I wish I had included my smaller projects, such as my Javascript mailto obfuscator, ParseTreeApplication, my Perl tool to compare stemmers/lemmatizers, and any other small projects that I released to others. Maybe I would’ve called it “hobbyist” or something along those lines.

It might’ve been nice to have a dedicated section showing how I have experience with databases, web applications, etc. But instead I tried to convey that in my descriptions.

### positions

I tried to describe my role and how my work affected others. In retrospect, I probably should’ve kept better tabs on my former systems and should’ve chatted more with my former boss (who’s a cool guy anyway).

### proficiencies

For better or worse, you’ve gotta know the language you’ll be working in to get the job (usually). Originally I listed the dreadful “years experience” next to each language, then decided that was complete BS on most resumes or CVs. So I changed it to something like advanced/intermediate/beginner. Then I realized that can mean anything, so I changed it back and decided that either way I’d clarify in the interview.

I tried to convey my experience by saying how I used each language. Though I don’t think that worked out well in the end. I probably should’ve listed example systems/applications for each language.

## other

I needed a section for service and an award so I tossed them together at the end. Sadly I don’t have more of this. But in general, tenure evaluations focus on research, teaching, and service. So those are your big three sections for faculty positions and you swap teaching and research depending on the position.

Your vita is undoubtedly different. That’s a decent analogy because vita means life. Of course you have different experiences! Maybe you have less teaching and more research or vice versa. Or maybe you’ve spent more time in software development. You’d want to include anything that makes you look like a desirable candidate.

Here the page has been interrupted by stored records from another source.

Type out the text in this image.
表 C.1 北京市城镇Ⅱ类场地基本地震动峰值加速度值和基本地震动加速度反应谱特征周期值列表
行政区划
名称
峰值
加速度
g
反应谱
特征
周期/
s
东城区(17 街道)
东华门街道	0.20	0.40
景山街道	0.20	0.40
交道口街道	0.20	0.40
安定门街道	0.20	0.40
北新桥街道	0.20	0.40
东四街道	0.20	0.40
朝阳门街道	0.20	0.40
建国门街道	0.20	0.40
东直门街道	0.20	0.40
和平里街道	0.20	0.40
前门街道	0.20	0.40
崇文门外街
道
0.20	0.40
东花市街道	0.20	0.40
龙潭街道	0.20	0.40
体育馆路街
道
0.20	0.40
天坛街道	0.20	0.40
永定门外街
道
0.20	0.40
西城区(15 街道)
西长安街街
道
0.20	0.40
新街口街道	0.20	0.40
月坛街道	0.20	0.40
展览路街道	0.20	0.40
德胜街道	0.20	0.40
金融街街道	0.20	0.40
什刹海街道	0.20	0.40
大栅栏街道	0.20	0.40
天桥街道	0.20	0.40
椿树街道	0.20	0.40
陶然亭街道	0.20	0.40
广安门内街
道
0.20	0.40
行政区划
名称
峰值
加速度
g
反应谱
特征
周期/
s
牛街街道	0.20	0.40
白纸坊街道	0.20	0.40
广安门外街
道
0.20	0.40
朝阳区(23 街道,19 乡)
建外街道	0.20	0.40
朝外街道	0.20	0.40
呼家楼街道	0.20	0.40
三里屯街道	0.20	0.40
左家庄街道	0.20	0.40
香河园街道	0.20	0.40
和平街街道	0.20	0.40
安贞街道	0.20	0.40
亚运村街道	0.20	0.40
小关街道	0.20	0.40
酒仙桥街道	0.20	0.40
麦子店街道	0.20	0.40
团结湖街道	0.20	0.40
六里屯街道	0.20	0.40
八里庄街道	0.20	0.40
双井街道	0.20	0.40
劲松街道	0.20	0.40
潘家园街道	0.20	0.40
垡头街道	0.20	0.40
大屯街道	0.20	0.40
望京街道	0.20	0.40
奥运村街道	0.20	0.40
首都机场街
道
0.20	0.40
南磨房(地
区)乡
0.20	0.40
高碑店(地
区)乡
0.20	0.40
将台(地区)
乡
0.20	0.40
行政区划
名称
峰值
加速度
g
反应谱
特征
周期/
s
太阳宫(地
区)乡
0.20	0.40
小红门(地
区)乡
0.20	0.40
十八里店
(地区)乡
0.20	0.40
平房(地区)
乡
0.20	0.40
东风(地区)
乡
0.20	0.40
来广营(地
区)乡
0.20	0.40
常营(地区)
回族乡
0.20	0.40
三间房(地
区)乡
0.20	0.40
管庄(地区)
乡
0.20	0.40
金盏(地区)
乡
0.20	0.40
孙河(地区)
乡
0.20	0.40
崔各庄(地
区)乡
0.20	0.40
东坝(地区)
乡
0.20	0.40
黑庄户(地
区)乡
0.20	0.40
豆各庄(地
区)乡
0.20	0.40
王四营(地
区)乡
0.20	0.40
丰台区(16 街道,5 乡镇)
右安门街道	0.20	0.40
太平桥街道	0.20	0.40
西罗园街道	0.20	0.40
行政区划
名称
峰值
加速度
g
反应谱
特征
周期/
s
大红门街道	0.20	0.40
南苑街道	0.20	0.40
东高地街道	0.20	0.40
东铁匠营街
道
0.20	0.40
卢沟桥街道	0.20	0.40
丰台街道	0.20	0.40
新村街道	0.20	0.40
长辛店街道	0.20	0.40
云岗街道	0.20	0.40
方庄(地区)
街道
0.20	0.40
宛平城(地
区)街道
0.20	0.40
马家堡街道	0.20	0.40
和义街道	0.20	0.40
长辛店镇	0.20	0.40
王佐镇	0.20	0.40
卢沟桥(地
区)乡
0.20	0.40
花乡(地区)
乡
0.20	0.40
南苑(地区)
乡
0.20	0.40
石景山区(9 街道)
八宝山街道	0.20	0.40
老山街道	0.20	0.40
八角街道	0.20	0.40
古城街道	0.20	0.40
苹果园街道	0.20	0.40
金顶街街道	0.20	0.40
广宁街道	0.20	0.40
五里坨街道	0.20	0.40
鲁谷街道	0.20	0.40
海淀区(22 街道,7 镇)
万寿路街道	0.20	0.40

In designing the order of sections, how to word things, the formatting, etc, here are some principles:

• view the CV from the reader’s perspective.  Make it easy for them to see your good points.
• focus on your strengths.  Don’t explain why you have weaknesses – that can be done on demand in interviews.
• differentiate yourself.  When they read your vita, they should get a sense that you’re a real person, not a list of achievements.
• condense.  You need to include enough information, but they shouldn’t have to flip through 4 pages very carefully to get to the important stuff.
• ask people to review your CV.  This can be hit or miss, but even a non-expert can give you excellent feedback.

## the future

LinkedIn is a great place for a professional profile. It’s an excellent tool for finding jobs and networking. Unfortunately, it’s much less common in academia – PDF CVs are more common. Also, LinkedIn’s sections and processing don’t work as well for academic work. Maybe that’ll change in the future and then the traditional CV may be replaced with an automatically-generated CV from your LinkedIn profile.

## 6 thoughts on “cv + latex/cs + phd = ???”

1. marie says:

Hello,

Thank you for the nice and useful post. Can you provide us with the Tex fine of your CV and any other necessary files ?

Best regards,
Marie.

2. yeah I’ll take a look at that next week when I’m back to my laptop (feel free to remind me if I don’t). It’d definitely be helpful for someone starting out.

3. I’ve uploaded the source files and linked them above for you. Best of luck in the job search!

There are some things in those source files that could be better – like using those conditions to enable/disable acceptance rates, for instance. But it should be a good starting point anyway. I think originally I was including a bib section like a normal paper, then switched to copy/pasting out the bbl data so I’d have better control. Then in the end I was typing them manually with that format I think.